For recruiters, the tools provide a better way to collect and filter information about candidates. For qualified job-seekers, the tools provide a better opportunity to stand-out from other applicants. And everyone benefits from the reduced "cycle time" from job posting to job hire.
Here's what you'll need to know about the new tracking tools; how to create a job-winning profile; and what to expect before, during, and after the process.
A New Way To Hire
The advent of the Internet revolutionized job hunting. Suddenly, prospective hirees had instant access to information about companies and job openings around the world. Job boards like Monster.com and CareerBuilder.com offered a way to tailor their searches in minutes and resumes could be sent to hundreds of employers with the click of a mouse.
Of course, this technology also made the competition for jobs more fierce. Positions that may have attracted 20 or 30 resumes through the newspaper can attract hundreds of them electronically — a possible disadvantage to the job-hunter and not necessarily the boon to recruiters that you might expect. While the Internet has increased the number of resumes a recruiter might receive for an opening, the sheer volume of resumes accumulated by large companies — some with over 500 openings at any given time — have made finding the perfect match for any one of them that much more difficult.
Online Job Application Tools
Enter online pre-screening application tools. The tools were devised to help large companies better manage the deluge of resumes they receive, ensuring that all applicant information sent to them electronically is entered into their databases in real time and in such a way that each resume can be matched with any number of openings company wide.
Creating a Personal Profile
The key is a personal profile job hunters are asked to complete instead of simply forwarding their resume. Job seekers answer a standardized questionnaire and either enter or cut and paste their resume into their profile. Weighted criteria for experience, skills, and competencies creates a scoring system that pushes the most qualified applicants for any given job to the top of recruiters' lists.

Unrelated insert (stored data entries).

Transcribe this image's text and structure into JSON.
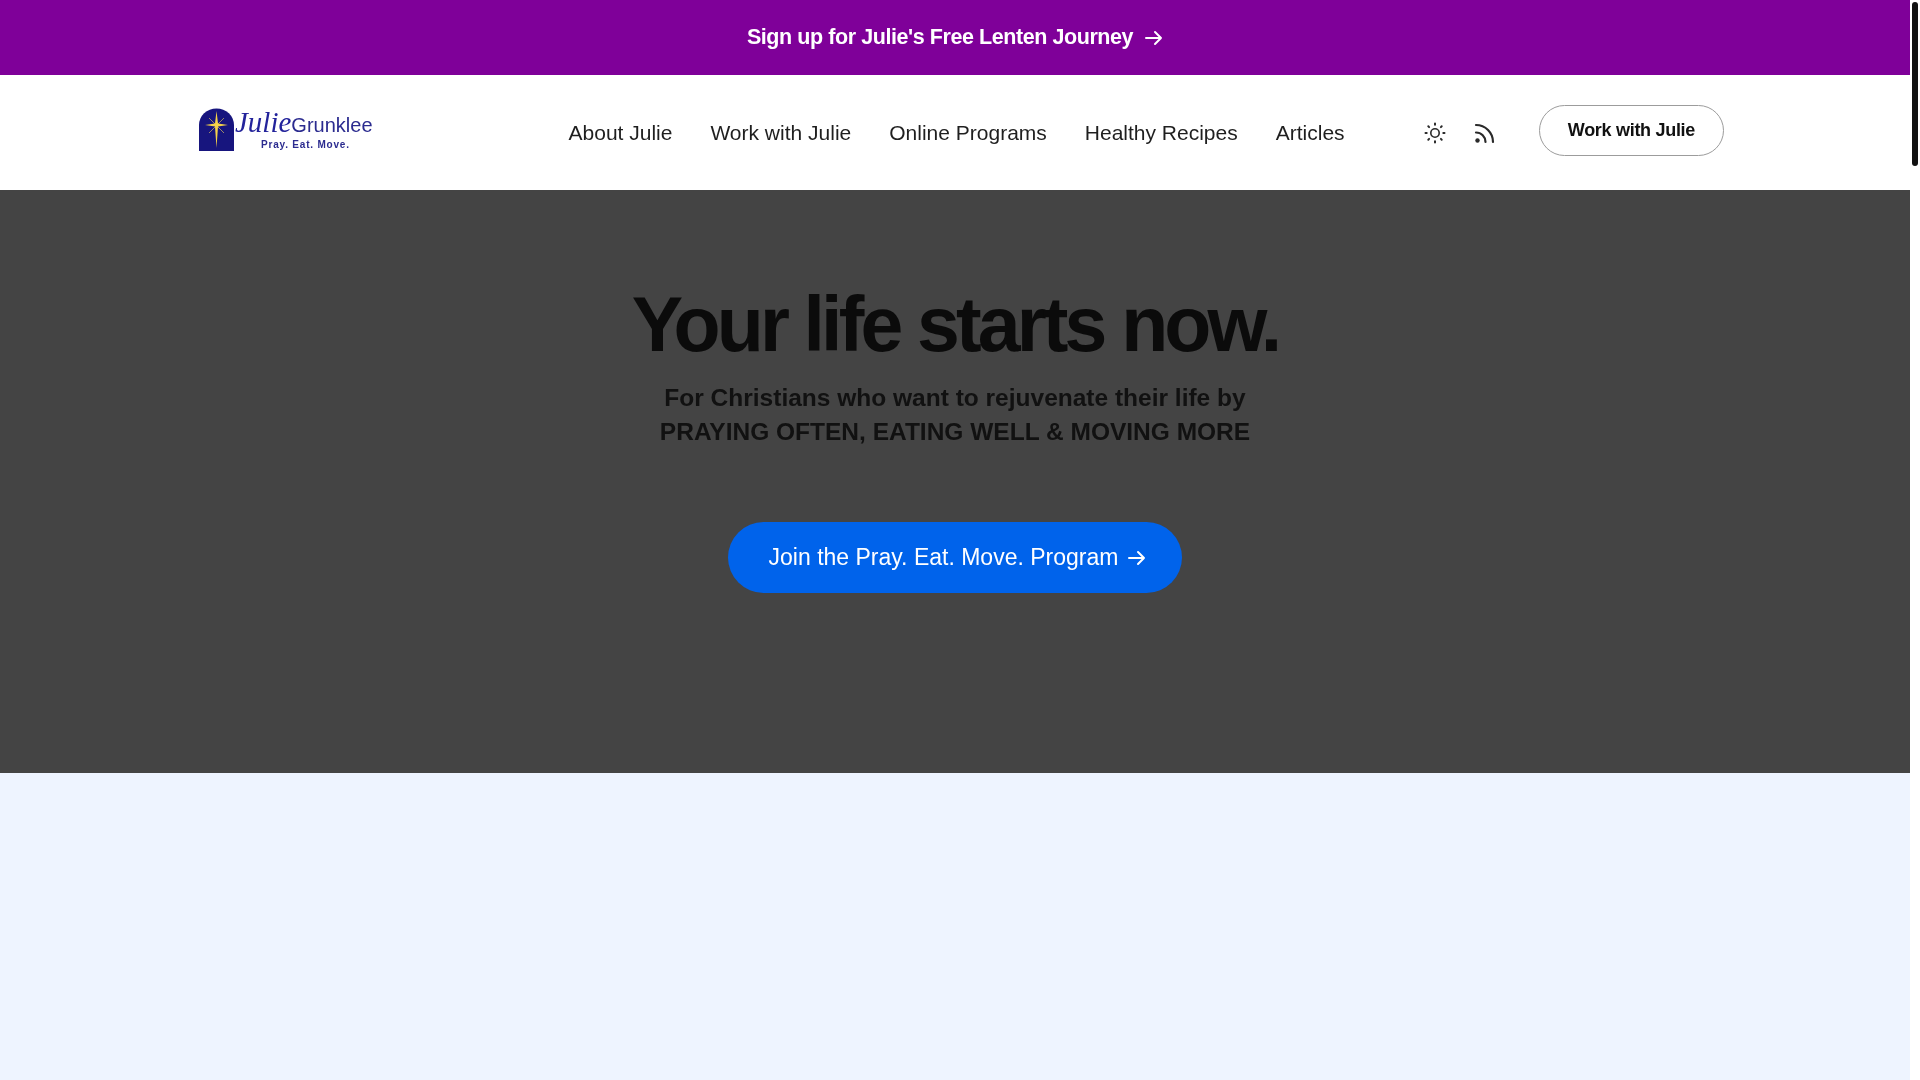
{
  "announcement_bar": {
    "link": "Sign up for Julie's Free Lenten Journey"
  },
  "header": {
    "logo": {
      "script_text": "Julie",
      "text": "Grunklee",
      "tagline": "Pray. Eat. Move."
    },
    "nav": [
      {
        "label": "About Julie"
      },
      {
        "label": "Work with Julie"
      },
      {
        "label": "Online Programs"
      },
      {
        "label": "Healthy Recipes"
      },
      {
        "label": "Articles"
      }
    ],
    "cta_button": "Work with Julie"
  },
  "hero": {
    "title": "Your life starts now.",
    "subtitle_lines": [
      "For Christians who want to rejuvenate their life by",
      "PRAYING OFTEN, EATING WELL & MOVING MORE"
    ],
    "button": "Join the Pray. Eat. Move. Program"
  }
}
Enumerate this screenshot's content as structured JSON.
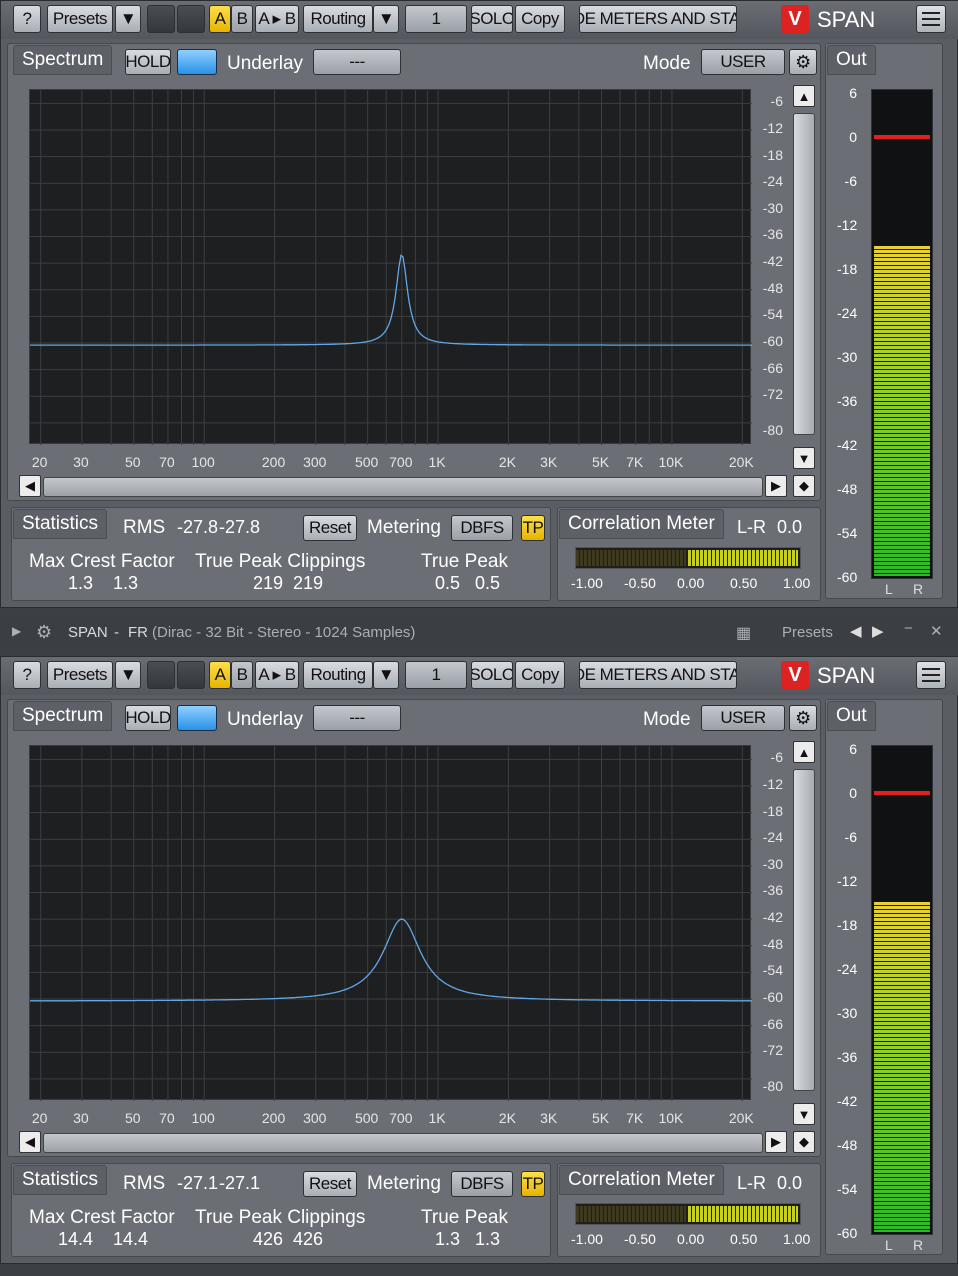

The profile takes a little longer to create, compared to just forwarding a resume, approximately 15 minutes — but the questions are pretty basic. The specific questions you'll be asked will vary from site to site, but typical profiles will ask for such things as your name, address, educational background, clearance level, and if you'd be willing to relocate. If you are applying for a specific position, you will be asked to answer additional questions — to ensure that you have the necessary background for that job — i.e., familiarity with a certain software that you would need to use.
By creating a profile on our site, job seekers will increase the likelihood of a recruiter matching their profile to a specific opportunity with Booz Allen. We recommend that in addition to creating a profile on our site, job seekers match themselves with a specific job opportunity. This added step will increase a job seeker's chance of having their credentials reviewed against positions that interest them.
Streamlined Process Benefits Companies and Job Seekers
"Some applicants are concerned that the information they send online will be lost in a 'black hole," says Alicia Mallaney, the project lead at Booz Allen Hamilton, a global consulting firm which now makes most of its hires through an online pre-screening application tool. "Actually, the opposite is true. Now, after applicants enter their profiles, they are immediately entered into our recruiting database, where recruiters can access the information and search the database for the best job matches in a fraction of the time it used to take them to sort through hundreds of resumes trying to find a fit."
In today's economy, a pre-screening tool is especially useful to hiring companies, because there is such a large candidate pool. According to a 2002 survey conducted by the Electronic Recruiting Exchange (ERE), 65% of the companies that responded use an online pre-screening process. Of those, 88% indicated that this process has made a difference in their organization by reduced turnover, increased teamwork, and higher productivity.
Job seekers who are the most qualified and suited for a particular job will have an added benefit if they are asked to submit a profile: The system will immediately note the match and push their names to the top of the recruiter's list. Without a profiling system, job hunters may not have the opportunity to answer the questions that would alert a recruiter to a match with a specific position, and their resumes could fall anywhere in a stack of countless others.
"The majority of people looking for jobs today are going to encounter some kind of pre-screening application process," Mallaney says, "and it's not something they're familiar with. Those who are used to sending out cover letters or carefully crafted resumes, will be challenged to find new ways to stand out."